Real Estate 2010: 10 Awesome Neighborhoods To Call Home

If the tanking of the real estate market has taught us anything, it’s that a house isn’t an investment. It’s a home — a place to retreat to at the end of the day, to raise your kids and hang with your friends, to build your life around and become part of a larger community. So, what are the best places to call home around Philly? Here, our guide to some great neighborhoods worth discovering … or rediscovering


The Jackpot
Merion Golf Manor,
Main Line

This bucolic, historic Main Line neighborhood named for the esteemed golf club is the type of place where you can raise your kids — and where they’ll return to raise theirs.

Schools: Coopertown Elementary and Haverford High are great. Still, loads of MGM kids attend the Haverford School, Baldwin, Notre Dame, Agnes Irwin, Episcopal. …

Commute to Philly: 25 minutes by car via Walnut Street; 20 minutes on the R5 from the Ardmore SEPTA station, a five-minute drive.

Things you get: Top-notch schools; Karakung Swim Club; lil’ Merwood and ball-field-filled South Ardmore parks; instant entrée to country-club society; houses priced from under $500,000 to upwards of a million.

Things you don’t: There’s no downtown — you’ve got to steal nearby Ardmore, Haverford or Wynnewood’s.

Betcha didn’t know: Its roundabout intersections — a Main Line rarity — cut down on through traffic.

Residents you ought to know: Nicholas DeBenedictis, Aqua America president and CEO and Convention & Visitors Bureau board chairman; Joanie and Bob Hall, daughter and son-in-law of Vera Bradley co-creator Barbara Bradley Baekgaard.

The future: A large part of this neighborhood’s charm and appeal is its lack of forthcoming development. All of the land is mature and built; you’ll never see cookie-cutter stucco McMansions here.

Meet the neighbors: “We wanted to live in a friendly, walkable place where you really get to know your neighbors,” says Christine Mahan, 42, who moved in with her husband and two children this past July. “It just feels like a community.”

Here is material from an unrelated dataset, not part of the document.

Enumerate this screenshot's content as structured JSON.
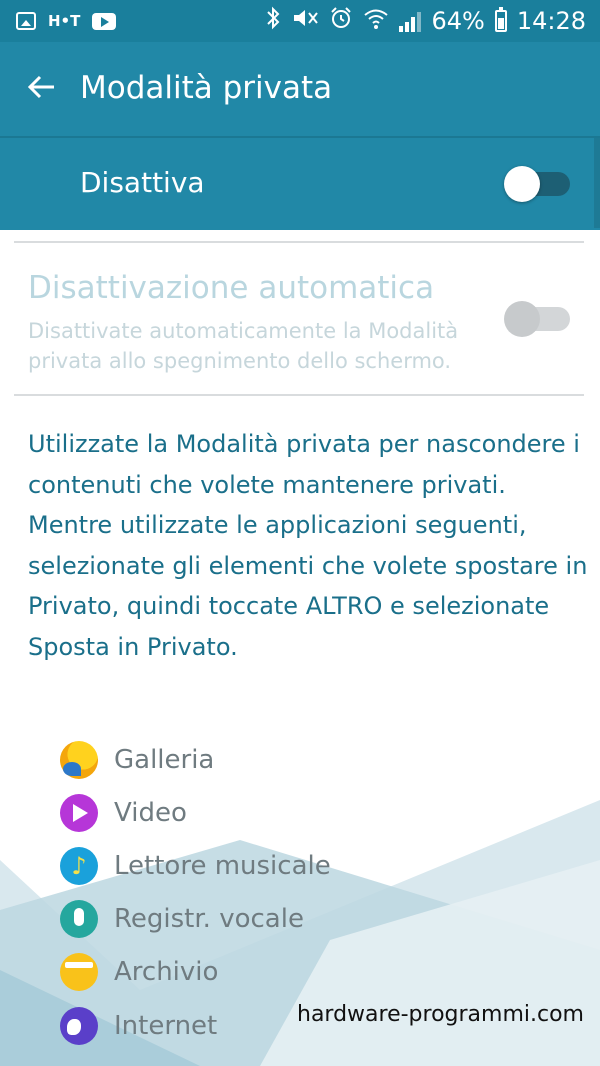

Wanna buy here? “There are three neighborhoods within Merion Golf Manor, each with its own distinct price point and style,” says Janis Nadler, a realtor with Haverford Station’s Prudential Fox & Roach. “There are the raised ranches on the lower end, colonials and split-levels in the middle, and then the over-$500,000 estate homes.” See something you like? Act fast. “There aren’t sales very often,” Nadler says. “People who live here stay.”

Just sold: A two-story, four-bedroom 90-year-old Tudor on St. Davids Lane, with vaulted-ceilinged family room, for $660,000.

You might also like: The rolling hills and beautiful stone houses in Penn Wynne — between Manoa and City Avenue.